映画『プロメア』楽曲解説 Superflyと澤野弘之の魂を燃やす音楽は作品をどこまで熱くしているのか
5月24日より公開となった長編アニメ映画『プロメア』の興行収入が、公開週8位と好調だ。
突如として、人類の一部が炎を操る人種・バーニッシュへ変異。それにより起こった未曽有の大災害「世界大炎上」で全世界の半分が焼失してから30年が経過した舞台で、「高機動救命消防隊バーニングレスキュー」新人隊員・ガロと、「マッドバーニッシュ」のリーダー・リオの熱き魂のぶつかりを描く本作は、TVアニメ『天元突破グレンラガン』(2007年4月〜9月)、TVアニメ『キルラキル』(2013年10月〜2014年3月)を手がけた監督・今石洋之(TRIGGER)と脚本・中島かずき(劇団☆新感線)タッグによる最新作だ。
超常能力者の出現とそれに揺れる社会や差別問題などをテーマに置きながらも、中島脚本お得意の、常識の壁をぶち壊しながら次第に物語が宇宙規模のスケールまで膨らんでいくワイドスクリーンバロックSFの構図と、今石監督による超絶怒涛のアクションシーンが、圧倒的なエネルギーの潮流となって観客をひとつの答えへと着地させる手腕がとにかく素晴らしい。鑑賞後には劇中でガロの言う「燃えて消すのが俺の流儀」という言葉と清々しさが胸に残った。
そんな本作の音楽を語るにあたり、まずは脚本を担当した中島かずきが座付き作家を務める「劇団☆新感線」について少し触れておきたい。
劇団☆新感線は1980年の旗揚げから、つかこうへい作品のコピー劇団として人気を博した後、84年の『宇宙防衛軍ヒデマロ』よりハードロックやヘヴィメタルをフィーチャーしたオリジナル作を発表するようになる。中島が参加したのは85年から。
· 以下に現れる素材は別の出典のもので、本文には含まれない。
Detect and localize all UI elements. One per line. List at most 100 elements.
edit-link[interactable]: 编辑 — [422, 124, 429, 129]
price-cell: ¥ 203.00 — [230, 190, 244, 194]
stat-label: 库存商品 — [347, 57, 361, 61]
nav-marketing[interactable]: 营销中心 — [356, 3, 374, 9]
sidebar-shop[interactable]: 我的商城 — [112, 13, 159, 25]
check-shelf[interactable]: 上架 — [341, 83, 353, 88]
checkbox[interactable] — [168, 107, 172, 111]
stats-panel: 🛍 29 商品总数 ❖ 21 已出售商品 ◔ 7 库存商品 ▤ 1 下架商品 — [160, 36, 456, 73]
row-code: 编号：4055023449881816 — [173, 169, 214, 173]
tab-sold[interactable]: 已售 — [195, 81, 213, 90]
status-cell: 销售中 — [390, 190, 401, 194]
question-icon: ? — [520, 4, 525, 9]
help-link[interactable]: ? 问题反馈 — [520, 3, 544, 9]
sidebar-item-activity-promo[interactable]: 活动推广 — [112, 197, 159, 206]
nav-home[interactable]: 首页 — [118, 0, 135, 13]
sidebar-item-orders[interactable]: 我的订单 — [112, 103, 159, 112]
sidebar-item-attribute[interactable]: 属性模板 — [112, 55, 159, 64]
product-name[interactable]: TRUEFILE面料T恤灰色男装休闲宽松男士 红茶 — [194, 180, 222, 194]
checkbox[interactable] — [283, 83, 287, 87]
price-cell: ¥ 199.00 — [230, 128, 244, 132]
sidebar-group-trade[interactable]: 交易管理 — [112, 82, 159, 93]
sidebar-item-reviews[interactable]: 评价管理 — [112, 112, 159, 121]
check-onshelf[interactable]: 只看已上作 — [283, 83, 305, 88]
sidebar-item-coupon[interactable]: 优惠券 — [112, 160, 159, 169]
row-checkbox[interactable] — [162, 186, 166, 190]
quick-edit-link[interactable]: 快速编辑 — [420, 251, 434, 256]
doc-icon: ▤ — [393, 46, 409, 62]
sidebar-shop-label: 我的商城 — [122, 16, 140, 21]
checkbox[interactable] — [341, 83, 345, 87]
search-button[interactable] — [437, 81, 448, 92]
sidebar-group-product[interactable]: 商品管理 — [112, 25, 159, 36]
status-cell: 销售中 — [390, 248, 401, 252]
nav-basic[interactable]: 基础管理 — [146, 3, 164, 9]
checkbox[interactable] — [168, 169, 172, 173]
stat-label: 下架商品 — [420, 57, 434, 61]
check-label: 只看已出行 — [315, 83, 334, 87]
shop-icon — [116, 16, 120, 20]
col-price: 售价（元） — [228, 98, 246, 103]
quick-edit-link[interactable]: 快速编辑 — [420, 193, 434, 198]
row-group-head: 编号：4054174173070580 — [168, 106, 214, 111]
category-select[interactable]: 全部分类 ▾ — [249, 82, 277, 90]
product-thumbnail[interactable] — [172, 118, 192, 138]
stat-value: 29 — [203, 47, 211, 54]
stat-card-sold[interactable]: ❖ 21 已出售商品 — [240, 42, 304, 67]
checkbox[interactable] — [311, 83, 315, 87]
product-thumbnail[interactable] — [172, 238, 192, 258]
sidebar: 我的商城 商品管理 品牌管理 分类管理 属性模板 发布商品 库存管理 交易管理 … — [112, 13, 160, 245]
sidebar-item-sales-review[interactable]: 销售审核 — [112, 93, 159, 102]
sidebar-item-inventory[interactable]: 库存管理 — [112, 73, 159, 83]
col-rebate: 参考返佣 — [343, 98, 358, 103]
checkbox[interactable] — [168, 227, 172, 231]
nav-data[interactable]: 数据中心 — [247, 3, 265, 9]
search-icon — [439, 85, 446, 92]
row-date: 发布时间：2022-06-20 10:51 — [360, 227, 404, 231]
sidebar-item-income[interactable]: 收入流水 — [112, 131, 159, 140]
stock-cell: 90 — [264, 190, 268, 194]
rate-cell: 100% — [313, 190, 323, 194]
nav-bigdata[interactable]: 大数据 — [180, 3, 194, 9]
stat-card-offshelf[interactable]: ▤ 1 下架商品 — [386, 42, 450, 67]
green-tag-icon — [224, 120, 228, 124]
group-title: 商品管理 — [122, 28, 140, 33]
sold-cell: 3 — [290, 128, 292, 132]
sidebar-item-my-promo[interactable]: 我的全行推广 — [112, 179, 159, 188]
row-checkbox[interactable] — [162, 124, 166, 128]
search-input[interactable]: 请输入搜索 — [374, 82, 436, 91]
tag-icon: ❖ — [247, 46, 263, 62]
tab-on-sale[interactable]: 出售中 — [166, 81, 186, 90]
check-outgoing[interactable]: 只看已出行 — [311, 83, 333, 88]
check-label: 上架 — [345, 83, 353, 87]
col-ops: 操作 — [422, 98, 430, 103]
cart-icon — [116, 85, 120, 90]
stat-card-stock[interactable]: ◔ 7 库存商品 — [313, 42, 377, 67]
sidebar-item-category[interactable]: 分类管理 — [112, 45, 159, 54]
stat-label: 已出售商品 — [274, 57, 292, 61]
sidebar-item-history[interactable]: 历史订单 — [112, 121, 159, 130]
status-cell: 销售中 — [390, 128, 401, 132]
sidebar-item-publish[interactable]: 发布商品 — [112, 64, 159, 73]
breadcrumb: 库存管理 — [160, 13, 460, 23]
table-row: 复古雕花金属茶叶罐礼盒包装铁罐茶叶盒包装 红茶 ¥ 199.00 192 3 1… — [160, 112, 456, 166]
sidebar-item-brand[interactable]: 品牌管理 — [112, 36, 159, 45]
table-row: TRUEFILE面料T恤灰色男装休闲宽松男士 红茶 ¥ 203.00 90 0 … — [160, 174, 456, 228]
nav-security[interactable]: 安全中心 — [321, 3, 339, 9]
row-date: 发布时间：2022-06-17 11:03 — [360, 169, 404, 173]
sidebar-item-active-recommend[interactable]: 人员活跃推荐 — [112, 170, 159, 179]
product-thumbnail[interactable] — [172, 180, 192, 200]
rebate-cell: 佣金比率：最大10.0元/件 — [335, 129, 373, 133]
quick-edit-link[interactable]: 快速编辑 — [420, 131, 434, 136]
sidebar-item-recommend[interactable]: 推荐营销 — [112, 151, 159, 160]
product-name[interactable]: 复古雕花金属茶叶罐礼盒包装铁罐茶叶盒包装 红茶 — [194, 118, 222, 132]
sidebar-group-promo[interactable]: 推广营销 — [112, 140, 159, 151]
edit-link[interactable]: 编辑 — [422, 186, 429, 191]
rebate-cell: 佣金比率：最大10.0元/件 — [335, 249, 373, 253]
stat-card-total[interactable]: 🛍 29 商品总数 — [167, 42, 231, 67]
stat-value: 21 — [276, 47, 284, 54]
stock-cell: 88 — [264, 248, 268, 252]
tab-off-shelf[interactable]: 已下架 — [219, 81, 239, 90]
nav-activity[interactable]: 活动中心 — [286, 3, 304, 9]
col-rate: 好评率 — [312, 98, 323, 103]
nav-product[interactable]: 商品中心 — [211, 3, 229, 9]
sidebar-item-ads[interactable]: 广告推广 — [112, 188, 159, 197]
現在でも再演される代表作『髑髏城の七人』『阿修羅城の瞳』などを生み出し、派手な殺陣とヘビーなロックサウンド、歌舞伎の見得を取り入れた粋なセリフの応酬など、独特ながらスピード感と迫力のある舞台はあっという間に小劇場界で話題となり、現在に至るまで人気を博している。
一方『プロメア』の劇伴を担当しているのは、TVアニメ『機動戦士ガンダムユニコーンRE:0096』(2016年4月〜9月)やTVアニメ『進撃の巨人』(2013年4月〜)などのを手がけてきた澤野弘之だ。澤野の音楽は重厚なロックとオーケストレーションの融合を得意としており、これが劇団☆新感線の特性と合致することからも、中島脚本作品とは抜群の相性を見せることは、前作『キルラキル』でも証明済みではあるが、今作はより相性が際立っているように思えた。
「PROMARETHEME」で渦を巻くような管弦楽とボーカルのうねりがドラマティックにストーリーを盛り上げるだけでなく、「GAL-OTHY-MOS」では「ヨナ抜き音階」やフルートを尺八風に織り込むなどして日本調なメロディを聴かせ、日本の火消しが使用する「纏」を模した武器「マトイテッカー」を振りまわすガロの「火消し魂」を明確に表現している。ワイドスクリーンバロック物として、よりハチャメチャ感が強かった『キルラキル』と比べて本作の方がキャラクターの心の機微に触れることが多い分、抑揚がついているためより多彩な表現を感じられたことは大きかったかもしれない。「燃焼ING-RES9」「Gallant Ones」を聴いただけでも蘇ってくるクライマックス感は、アクション、言葉、音楽が三位一体となって観客の記憶に刷り込まれている何よりの証拠である。